The text suggests to use the MVT:
Let $x \in [a, b]$ and assume, without loss of generality, that $x > x_0$ . Applying the Mean Value Theorem to the function $f_n -f_m$ on the interval $[x_0 , x]$, we get that there exists a point $\alpha$ such that $(f_n(x) - f_m(x)) - (f_n (x_0) - f_m(x_0))$ = $(f'_n(\alpha)- f'_m(\alpha))(b - a) \space \space \space \space \space \space \space \space \space \space \space \space(1)$
My question is that, since we are using the MVT over an arbitrarily constructed interval $[x_0,x]$, does this not suggest that $(1)$ should be multiplied by $(x-x_0)$ as opposed to $(b-a)$?

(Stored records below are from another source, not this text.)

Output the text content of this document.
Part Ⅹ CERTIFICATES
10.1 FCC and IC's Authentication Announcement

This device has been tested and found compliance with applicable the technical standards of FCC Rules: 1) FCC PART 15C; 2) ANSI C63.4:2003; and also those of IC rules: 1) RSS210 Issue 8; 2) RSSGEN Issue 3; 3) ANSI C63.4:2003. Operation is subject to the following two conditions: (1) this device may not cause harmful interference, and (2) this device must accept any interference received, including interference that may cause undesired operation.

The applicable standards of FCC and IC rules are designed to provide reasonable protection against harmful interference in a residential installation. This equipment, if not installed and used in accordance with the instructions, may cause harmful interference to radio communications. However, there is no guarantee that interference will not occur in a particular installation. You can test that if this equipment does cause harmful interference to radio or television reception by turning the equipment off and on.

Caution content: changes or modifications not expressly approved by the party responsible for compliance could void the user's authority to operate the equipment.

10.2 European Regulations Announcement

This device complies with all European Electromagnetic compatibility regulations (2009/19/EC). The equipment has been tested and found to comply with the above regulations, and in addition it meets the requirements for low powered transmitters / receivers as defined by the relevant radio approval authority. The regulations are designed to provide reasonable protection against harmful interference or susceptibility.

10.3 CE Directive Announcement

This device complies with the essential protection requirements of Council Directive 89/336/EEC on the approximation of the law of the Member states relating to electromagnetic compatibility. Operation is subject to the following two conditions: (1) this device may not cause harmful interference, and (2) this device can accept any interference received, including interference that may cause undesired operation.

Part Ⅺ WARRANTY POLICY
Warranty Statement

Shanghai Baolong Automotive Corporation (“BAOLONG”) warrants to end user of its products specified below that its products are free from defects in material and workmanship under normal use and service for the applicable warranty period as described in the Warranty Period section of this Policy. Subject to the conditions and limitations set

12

And also, just wanted to confirm (whilst seemingly obvious, however not stated in the text) if it is true that $\alpha \in [x_0,x]$
You are right in both of your suspicions (though precisely speaking, $\alpha\in]x,x_0[$. But that's not too big of a deal, since you want to bound $f_n(x)-f_m(x)$:
$$\begin{align*} |f_n(x)-f_m(x)|&=|(f_n(x_0)-f_m(x_0))+(f_n'(\alpha)-f_m'(\alpha))(x-x_0)| \\&\leq |f_n(x_0)-f_m(x_0)|+|f_n'(\alpha)-f_m'(\alpha)||x-x_0| \\&\leq |f_n(x_0)-f_m(x_0)|+|f_n'(\alpha)-f_m'(\alpha)|M \end{align*}$$
where $M:=|b-a|.$
The first summand in the last expression can be made arbitrarily small since $\{f_n(x_0)\}_n\subseteq\mathbb{R}$ is convergent. The second summand too can be made arbitrarily small by the uniform convergence of the derivative. Hence we are done (I'll leave it to you to determine which epsilon(s) should be chosen for a clean exposition).